The mean age of 33.0 years in our series is in agreement with the reports of other workers that most complications of Meckel's diverticulum occur before the age of 40 years.2 This is supportive of the view that asympto-matic cases of Meckel's diverticulum seen in the paediatric age group should be excised.5 This was done in our series for the incidental finding in a 15-year-old boy.
Of the six cases of complicated Meckel's diverticulum in our series, four cases were due to inflammation that was misdiagnosed as appendicitis or appendix mass. This finding further stresses the need to search for Meckel's diverticulum in cases diagnosed as acute appendicitis but with grossly normal-looking appendix.10,11
The histology reports of our specimen in this series did not reveal any heterotopic gastric mucosa even in the incidental finding, which was a case of complicated duodenal ulcer (Figure 1).

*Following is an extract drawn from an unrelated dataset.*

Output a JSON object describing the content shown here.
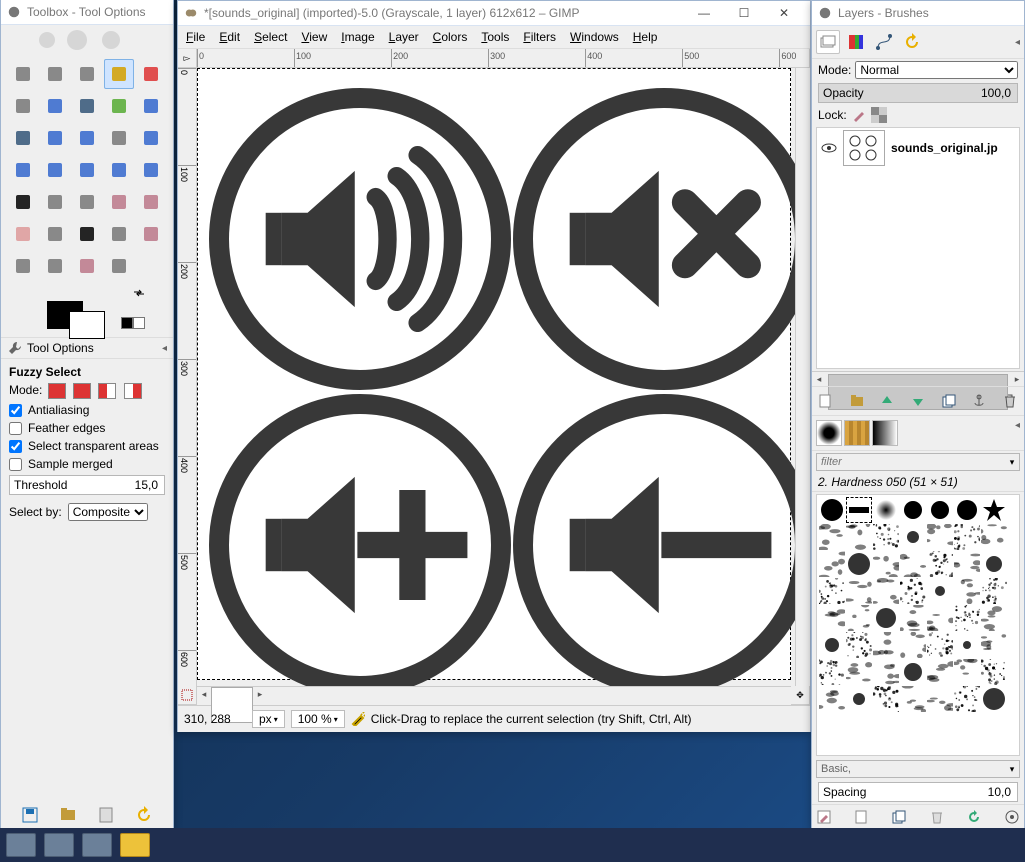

Other known complications of Meckel's diverticulum such as peritonitis from perforated diverticulitis, umbilical fistula or tumours were not recorded.1,2,4,6,7
All cases that had classical appendicectomy incisions through which the diverticulum was excised had appendicectomy in addition, so as not to create any diagnostic problem in future if features of appendicitis are encoun-tered in the same patient.
No case of mortality was recorded, which may be due to prompt surgical intervention.
Being a retrospective study, the one case of incidental finding at surgery may not be representative enough, a prospective study is necessary to give a more reliable prevalence rate in our environment.